Eşimin görevi için Etimesgut’tayız. Lojmanda kalıyoruz.
O: İstanbul’a akraba
ziyaretine mi geldiniz?
K: Sayılır. Biz
Fıstıkağaçlı’yız... Biliyor musun Fıstıkağacı’nı?
O: Yok... Eşiniz asker mi?
K: Onun gibi birşey... Özel
görev... Denizcilikle ilgili özel bir görev...
O: Öyle mi? Ben de
gemiciyim...
K: Yaaa. Kaptan mısın?
O: Yok, kaptan olmak için
üniversite mezunu olmak gerekiyor. Ben lise mezunuyum. Güverteden sorumluyum.
K: Olsun, sağlık olsun... Sen
ne yapıyordun İstanbul’da? Limanla ilgili bir iş mi vardı?
O: Evet, Tuzla’da
tamamlamamız gereken belgeler vardı, onları hazırladım...
K: Nasıl, memnun musun?
O: Çok memnunum. İyi para var
bir kere... Neredeyse gezmediğimiz yer kalmadı... Bir tek Latin Amerika kaldı
görmediğim, onu da umarım göreceğim ileride...
K: Görürsün elbette... Daha
gençsin... Güverte yaşamı zor olmuyor mu?

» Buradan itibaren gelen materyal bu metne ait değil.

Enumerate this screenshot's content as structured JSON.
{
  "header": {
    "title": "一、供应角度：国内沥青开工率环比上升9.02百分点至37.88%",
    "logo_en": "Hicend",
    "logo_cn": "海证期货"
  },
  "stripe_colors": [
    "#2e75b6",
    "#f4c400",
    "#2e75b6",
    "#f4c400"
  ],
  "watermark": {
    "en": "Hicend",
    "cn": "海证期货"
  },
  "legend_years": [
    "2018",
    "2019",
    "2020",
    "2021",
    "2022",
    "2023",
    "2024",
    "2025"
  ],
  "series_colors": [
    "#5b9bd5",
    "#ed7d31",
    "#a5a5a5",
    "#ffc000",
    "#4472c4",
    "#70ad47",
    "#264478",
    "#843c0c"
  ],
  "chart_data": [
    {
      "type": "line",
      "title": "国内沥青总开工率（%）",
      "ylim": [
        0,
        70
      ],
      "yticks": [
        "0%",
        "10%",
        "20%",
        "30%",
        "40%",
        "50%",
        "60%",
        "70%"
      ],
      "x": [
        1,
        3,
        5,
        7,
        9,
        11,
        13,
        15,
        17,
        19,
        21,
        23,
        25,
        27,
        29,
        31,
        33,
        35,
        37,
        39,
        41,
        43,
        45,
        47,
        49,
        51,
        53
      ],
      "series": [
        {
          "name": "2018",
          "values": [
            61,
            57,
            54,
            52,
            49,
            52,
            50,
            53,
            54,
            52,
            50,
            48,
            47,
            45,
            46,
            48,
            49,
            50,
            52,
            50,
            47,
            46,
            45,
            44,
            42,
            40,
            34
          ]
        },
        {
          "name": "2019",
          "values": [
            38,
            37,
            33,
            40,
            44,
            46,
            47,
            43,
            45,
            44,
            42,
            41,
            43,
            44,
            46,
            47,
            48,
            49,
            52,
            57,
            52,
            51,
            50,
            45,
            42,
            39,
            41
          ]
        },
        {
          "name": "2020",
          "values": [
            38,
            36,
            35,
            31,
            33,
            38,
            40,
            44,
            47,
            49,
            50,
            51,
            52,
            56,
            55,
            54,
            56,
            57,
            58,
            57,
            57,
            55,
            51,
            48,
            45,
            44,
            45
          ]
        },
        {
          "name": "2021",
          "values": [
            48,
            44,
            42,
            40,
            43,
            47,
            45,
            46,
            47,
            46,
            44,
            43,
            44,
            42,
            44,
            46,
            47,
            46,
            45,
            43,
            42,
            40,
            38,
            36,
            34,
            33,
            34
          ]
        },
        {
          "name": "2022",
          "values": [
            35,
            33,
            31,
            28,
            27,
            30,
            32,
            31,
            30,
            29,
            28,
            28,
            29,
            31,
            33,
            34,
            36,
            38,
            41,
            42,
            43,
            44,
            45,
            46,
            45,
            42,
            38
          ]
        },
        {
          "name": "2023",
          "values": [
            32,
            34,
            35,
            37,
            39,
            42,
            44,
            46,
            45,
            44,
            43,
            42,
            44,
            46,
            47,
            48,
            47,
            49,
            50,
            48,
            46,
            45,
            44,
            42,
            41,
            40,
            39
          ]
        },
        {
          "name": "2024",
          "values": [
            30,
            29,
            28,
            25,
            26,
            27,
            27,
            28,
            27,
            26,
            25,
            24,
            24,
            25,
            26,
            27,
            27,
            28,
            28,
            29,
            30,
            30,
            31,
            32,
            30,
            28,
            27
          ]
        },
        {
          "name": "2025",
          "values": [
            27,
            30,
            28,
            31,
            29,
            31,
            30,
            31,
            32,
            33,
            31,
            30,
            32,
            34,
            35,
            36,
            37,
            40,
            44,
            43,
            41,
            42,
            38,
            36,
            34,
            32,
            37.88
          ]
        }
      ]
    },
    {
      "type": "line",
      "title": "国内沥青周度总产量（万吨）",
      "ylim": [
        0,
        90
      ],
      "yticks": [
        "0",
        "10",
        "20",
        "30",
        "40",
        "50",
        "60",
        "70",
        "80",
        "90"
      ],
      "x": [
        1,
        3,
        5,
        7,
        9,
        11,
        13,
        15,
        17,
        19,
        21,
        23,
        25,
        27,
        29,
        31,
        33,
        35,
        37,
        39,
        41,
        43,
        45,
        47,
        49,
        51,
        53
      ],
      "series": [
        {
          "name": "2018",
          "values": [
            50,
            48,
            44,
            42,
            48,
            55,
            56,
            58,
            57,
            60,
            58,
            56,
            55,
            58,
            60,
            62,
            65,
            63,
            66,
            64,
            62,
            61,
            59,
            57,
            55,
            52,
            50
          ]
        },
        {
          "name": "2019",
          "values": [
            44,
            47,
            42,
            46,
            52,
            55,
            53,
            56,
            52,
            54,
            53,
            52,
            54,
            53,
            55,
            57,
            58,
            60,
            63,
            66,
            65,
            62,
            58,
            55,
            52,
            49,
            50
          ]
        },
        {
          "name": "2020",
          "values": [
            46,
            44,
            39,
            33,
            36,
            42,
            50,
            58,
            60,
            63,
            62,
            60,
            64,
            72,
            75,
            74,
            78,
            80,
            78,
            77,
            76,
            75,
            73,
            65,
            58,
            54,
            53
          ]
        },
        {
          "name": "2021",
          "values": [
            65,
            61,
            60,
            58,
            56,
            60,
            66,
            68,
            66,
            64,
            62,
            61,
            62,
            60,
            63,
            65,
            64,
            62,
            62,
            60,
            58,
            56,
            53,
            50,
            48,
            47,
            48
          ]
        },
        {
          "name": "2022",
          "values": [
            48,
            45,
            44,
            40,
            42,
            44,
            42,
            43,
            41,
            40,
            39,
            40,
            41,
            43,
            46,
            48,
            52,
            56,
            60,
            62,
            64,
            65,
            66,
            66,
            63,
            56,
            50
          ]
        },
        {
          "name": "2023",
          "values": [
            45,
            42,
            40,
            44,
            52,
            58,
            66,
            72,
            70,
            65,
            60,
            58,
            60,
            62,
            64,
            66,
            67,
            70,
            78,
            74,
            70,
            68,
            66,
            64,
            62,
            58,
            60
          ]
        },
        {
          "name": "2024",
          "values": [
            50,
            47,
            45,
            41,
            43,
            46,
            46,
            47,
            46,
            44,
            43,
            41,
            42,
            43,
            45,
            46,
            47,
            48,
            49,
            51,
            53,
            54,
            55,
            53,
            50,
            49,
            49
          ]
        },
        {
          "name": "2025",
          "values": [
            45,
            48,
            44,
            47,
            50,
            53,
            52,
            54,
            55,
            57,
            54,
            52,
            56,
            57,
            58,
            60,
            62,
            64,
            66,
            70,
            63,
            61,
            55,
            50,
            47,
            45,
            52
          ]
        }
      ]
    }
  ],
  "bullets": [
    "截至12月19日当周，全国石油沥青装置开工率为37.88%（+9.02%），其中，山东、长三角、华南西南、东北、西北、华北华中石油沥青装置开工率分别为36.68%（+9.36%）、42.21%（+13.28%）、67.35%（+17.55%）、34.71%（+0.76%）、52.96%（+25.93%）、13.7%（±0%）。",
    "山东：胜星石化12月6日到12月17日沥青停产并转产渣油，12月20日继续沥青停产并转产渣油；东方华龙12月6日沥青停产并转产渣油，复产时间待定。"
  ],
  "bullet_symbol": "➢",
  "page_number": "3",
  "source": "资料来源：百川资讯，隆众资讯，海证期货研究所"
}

O: Yo, hiç de değil. Tersine,
çok konforlu... Benim çalıştığım gemi, 5 yıllık... İçindeki lüks, Hilton’da
yoktur diyebilirim... Bizim işimiz bittikten sonra, kamaramızda, yatağımız,
uydu kanallarımız, bilgisayar oyunlarımız var... Beklenmedik sarsıntılarda
düşmemek için, kendimize kelepçe takarız; bedeni saran bir kelepçedir bu...
Uyuruz; böylece etkilemez bizi sarsıntılar...
K: Ne güzel... Benim de oğlum
var, senin yaşında... Gemici olmak istemişti, ben izin vermedim... Ana yüreği
dayanmaz öyle... Ya başına birşey gelirse...
O: Keşke izin
verseymişsiniz... Hiçbirşey olmuyor... Benim annem de ilk başta karşı çıktı...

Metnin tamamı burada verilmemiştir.